Затем — лабораторные заклятья,

алхимия проявки и печати, —

и вот он — древний Город на заре!

 

Кружится снимок, просто и беспечно.

А там, в его глуби, — трепещет вечность,

как стрекоза в бессмертном янтаре.

Роман СЛАВАЦКИЙ

 

Двухкомнатная квартира на пятом этаже. Высокий дом стоит на самом берегу седой Оки. В окно мечет лучи приплюснутое солнце. От фотографий, раскиданных на столе, рассыпаются веером солнечные зайчики. Я перебираю это глянцевое богатство, и моему восхищению нет предела. Глаза прямо-таки прилипли к фотопортретам, полностью приковав к ним моё внимание, заставив задуматься о человеке как о подобии, отражении, символе нашей Вселенной. Эти работы останутся ярчайшими свидетельствами своего времени. Останутся такими, какими их уловил коломенский фотохудожник Юрий Колесников.

Его снимки читатель “Коломенского альманаха” хорошо знает и любит. Вот огромные ивы у подножия кремлёвского холма; их плоть, скрученная столетиями, помнит юного Лажечникова, бродившего в романтическом раздумье. Вот челны, дошедшие до нас, кажется, из глубин языческой древности. А вот заповедные уголки Старой Коломны, напоённые ароматом времени и так остро контрастирующие с привычной промышленной “средой обитания”. Здесь нашлось место и московской тесноте, и просторам Константинова, и бесконечным русским полям, и величавому разливу Москвы-реки. И каменная музыка храмов и монастырей осеняет суету жизни своей непреходящей красотой...

Остановленный магическим кристаллом объектива, бег времени застывает, превращается в символ.
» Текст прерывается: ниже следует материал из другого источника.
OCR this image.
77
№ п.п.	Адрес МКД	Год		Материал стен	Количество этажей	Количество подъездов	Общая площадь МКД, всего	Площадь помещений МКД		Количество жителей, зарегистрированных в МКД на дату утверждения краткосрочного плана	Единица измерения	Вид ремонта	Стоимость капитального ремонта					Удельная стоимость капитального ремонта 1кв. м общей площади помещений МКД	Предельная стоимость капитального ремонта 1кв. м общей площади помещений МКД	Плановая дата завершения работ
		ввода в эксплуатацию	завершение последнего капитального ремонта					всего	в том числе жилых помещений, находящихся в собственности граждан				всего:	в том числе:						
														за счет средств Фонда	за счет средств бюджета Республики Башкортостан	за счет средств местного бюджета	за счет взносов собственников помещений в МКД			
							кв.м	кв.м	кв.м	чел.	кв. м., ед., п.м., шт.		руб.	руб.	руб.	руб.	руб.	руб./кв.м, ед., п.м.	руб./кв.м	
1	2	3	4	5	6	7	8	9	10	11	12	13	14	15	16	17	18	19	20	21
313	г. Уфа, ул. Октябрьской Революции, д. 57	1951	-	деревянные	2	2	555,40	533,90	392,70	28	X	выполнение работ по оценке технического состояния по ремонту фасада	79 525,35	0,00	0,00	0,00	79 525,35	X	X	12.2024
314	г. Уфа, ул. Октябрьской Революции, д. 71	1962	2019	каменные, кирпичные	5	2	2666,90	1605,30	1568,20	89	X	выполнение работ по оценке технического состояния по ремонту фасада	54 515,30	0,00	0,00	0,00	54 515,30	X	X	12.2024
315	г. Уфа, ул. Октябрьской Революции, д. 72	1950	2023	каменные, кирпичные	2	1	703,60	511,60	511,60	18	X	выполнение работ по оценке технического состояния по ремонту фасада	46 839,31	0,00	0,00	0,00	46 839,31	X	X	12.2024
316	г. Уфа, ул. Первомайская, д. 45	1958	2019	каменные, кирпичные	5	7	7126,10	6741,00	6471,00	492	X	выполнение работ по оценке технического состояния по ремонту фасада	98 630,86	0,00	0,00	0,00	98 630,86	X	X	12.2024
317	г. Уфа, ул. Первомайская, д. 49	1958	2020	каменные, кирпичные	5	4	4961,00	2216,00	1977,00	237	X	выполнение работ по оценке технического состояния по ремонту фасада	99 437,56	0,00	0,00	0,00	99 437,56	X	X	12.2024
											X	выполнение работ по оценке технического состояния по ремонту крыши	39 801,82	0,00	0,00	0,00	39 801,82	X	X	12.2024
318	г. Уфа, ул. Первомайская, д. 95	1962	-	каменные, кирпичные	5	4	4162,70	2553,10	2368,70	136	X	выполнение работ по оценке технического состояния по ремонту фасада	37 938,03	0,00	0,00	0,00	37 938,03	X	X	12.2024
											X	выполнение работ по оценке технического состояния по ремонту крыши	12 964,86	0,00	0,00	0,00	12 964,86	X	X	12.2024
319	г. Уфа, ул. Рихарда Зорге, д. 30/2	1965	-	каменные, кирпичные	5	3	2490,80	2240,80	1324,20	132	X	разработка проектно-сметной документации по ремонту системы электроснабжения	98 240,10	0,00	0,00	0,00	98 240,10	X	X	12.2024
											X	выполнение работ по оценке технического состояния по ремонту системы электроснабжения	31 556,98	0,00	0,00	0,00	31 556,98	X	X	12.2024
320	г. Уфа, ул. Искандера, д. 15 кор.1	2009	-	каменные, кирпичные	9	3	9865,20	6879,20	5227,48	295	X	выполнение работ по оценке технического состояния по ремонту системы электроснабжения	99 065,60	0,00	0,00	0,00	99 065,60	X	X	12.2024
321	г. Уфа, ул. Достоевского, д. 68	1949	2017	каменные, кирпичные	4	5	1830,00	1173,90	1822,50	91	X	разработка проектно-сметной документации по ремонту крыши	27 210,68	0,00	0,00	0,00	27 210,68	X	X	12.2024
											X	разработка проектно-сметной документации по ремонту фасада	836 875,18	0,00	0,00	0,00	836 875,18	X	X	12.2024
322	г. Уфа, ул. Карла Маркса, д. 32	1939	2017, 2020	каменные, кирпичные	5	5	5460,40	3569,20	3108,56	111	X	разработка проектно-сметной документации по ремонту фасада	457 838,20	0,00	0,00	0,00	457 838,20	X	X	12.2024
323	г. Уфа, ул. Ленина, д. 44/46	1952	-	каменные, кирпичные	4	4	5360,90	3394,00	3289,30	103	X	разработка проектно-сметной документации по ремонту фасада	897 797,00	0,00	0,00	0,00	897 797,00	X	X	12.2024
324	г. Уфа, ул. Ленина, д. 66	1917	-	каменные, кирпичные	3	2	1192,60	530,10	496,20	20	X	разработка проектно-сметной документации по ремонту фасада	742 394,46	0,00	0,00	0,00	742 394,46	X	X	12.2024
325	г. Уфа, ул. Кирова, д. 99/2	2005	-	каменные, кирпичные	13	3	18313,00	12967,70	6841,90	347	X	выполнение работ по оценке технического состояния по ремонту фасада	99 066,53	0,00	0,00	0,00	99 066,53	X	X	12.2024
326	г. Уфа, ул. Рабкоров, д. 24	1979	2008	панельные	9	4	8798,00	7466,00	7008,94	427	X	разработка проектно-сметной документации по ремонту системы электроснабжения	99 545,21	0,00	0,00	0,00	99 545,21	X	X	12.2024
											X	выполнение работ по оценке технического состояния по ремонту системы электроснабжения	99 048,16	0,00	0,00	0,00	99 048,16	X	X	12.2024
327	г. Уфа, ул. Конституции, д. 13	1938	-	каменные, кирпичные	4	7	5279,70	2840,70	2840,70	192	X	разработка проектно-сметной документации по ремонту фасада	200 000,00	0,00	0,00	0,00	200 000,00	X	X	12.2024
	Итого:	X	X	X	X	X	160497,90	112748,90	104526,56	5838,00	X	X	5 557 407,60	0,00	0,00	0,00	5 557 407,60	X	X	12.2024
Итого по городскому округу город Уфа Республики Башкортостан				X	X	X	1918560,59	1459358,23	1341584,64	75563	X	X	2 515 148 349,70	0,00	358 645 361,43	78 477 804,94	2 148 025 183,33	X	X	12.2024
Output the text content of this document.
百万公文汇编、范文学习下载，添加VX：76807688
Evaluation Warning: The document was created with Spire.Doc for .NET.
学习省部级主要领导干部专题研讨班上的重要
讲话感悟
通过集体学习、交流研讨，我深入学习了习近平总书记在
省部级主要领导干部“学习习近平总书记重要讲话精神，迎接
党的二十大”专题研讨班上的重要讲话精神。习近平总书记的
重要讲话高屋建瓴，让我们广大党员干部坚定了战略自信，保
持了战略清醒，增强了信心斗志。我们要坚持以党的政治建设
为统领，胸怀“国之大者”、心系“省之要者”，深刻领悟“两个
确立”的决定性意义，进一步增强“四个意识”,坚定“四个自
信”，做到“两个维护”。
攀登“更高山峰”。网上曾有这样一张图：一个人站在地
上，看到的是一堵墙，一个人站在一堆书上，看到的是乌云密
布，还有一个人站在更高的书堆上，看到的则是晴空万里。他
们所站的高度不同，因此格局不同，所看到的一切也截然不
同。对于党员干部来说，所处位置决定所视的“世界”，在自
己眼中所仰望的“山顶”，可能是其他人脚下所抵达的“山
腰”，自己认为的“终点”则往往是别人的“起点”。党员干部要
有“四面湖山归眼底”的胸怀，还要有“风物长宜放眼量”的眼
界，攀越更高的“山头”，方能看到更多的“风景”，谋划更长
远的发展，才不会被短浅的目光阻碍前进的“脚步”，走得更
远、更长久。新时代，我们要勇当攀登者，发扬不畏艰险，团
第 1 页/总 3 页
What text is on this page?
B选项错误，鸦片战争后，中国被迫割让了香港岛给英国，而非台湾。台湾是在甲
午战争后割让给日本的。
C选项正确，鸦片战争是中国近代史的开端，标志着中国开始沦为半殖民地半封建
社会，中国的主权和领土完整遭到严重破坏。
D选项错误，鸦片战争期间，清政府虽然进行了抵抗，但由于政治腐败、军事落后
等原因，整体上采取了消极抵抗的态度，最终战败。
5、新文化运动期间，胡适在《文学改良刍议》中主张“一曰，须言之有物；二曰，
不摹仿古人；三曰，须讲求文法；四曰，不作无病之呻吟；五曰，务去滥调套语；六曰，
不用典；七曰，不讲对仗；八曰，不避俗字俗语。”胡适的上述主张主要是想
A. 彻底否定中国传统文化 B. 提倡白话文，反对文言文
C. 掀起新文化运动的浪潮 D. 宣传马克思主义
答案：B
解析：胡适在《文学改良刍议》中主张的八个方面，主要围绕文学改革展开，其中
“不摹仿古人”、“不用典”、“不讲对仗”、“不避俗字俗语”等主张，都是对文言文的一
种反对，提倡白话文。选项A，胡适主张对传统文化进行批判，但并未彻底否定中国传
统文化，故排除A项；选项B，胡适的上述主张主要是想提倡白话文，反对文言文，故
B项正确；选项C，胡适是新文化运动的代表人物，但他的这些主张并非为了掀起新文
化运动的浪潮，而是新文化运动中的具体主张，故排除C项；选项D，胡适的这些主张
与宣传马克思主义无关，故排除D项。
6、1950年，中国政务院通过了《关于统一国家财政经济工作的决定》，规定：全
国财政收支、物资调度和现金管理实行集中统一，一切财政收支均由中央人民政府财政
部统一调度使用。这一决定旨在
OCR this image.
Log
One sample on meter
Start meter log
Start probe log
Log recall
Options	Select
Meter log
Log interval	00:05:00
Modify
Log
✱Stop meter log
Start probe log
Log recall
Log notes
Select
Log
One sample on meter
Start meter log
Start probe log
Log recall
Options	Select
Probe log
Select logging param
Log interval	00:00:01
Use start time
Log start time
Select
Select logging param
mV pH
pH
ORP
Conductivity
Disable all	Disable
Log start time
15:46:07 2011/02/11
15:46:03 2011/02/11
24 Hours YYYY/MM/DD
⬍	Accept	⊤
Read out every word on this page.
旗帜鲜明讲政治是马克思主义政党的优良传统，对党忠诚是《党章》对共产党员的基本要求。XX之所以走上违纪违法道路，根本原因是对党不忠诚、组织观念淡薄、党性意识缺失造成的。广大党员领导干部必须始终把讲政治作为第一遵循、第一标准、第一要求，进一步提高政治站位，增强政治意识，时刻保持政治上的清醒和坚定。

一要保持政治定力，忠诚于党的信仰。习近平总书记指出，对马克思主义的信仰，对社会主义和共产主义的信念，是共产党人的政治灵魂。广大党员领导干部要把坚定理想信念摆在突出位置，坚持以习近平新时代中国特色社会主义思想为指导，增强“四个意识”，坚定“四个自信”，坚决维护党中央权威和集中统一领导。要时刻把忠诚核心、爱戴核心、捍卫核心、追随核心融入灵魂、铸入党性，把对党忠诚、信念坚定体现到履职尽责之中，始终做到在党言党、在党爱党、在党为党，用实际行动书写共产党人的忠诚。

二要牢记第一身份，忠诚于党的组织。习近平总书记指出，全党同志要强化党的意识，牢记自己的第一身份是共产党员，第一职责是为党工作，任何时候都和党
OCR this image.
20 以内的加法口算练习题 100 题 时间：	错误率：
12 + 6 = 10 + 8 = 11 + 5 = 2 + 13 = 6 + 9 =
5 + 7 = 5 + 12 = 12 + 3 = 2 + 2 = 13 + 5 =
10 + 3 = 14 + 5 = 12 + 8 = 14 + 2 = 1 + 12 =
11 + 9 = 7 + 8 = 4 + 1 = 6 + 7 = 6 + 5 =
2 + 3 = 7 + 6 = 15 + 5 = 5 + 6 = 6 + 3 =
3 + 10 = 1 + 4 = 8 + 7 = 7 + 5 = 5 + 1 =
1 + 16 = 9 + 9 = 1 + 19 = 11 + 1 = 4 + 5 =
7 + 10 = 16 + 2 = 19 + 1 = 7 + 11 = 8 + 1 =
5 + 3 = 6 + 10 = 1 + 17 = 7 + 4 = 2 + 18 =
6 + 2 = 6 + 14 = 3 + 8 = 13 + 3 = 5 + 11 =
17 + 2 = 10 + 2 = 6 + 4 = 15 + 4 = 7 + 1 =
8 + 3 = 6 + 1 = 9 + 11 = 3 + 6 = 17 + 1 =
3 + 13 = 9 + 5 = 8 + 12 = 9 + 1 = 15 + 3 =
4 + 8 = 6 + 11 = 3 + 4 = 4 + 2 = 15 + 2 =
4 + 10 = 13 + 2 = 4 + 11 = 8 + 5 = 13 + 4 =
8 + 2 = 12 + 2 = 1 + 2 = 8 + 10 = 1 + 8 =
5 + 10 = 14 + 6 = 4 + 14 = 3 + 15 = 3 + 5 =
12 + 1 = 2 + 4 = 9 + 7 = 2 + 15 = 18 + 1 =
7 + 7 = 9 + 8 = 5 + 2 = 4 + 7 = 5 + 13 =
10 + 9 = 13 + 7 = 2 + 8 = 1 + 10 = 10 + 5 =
А символ — это уже образ. Здесь заканчивается поток обыденности и начинается искусство. Ибо именно художественный образ и составляет одновременно смысл и форму искусства.

А чего стоит одна только фотография на обложке нашего альманаха! Грешно, но мы давно привыкли к своей старине: она стала для нас настолько обыденной, что притупила восприятие. И вдруг Колесников остановил нас, заставил посмотреть вверх. Стало так тихо, что, кажется, слышно, как тишина трётся о старинные стены Коломенского кремля... От восторга защемило сердце... Легенда Маринкиной башни под колдовским взглядом художника превратилась в символ.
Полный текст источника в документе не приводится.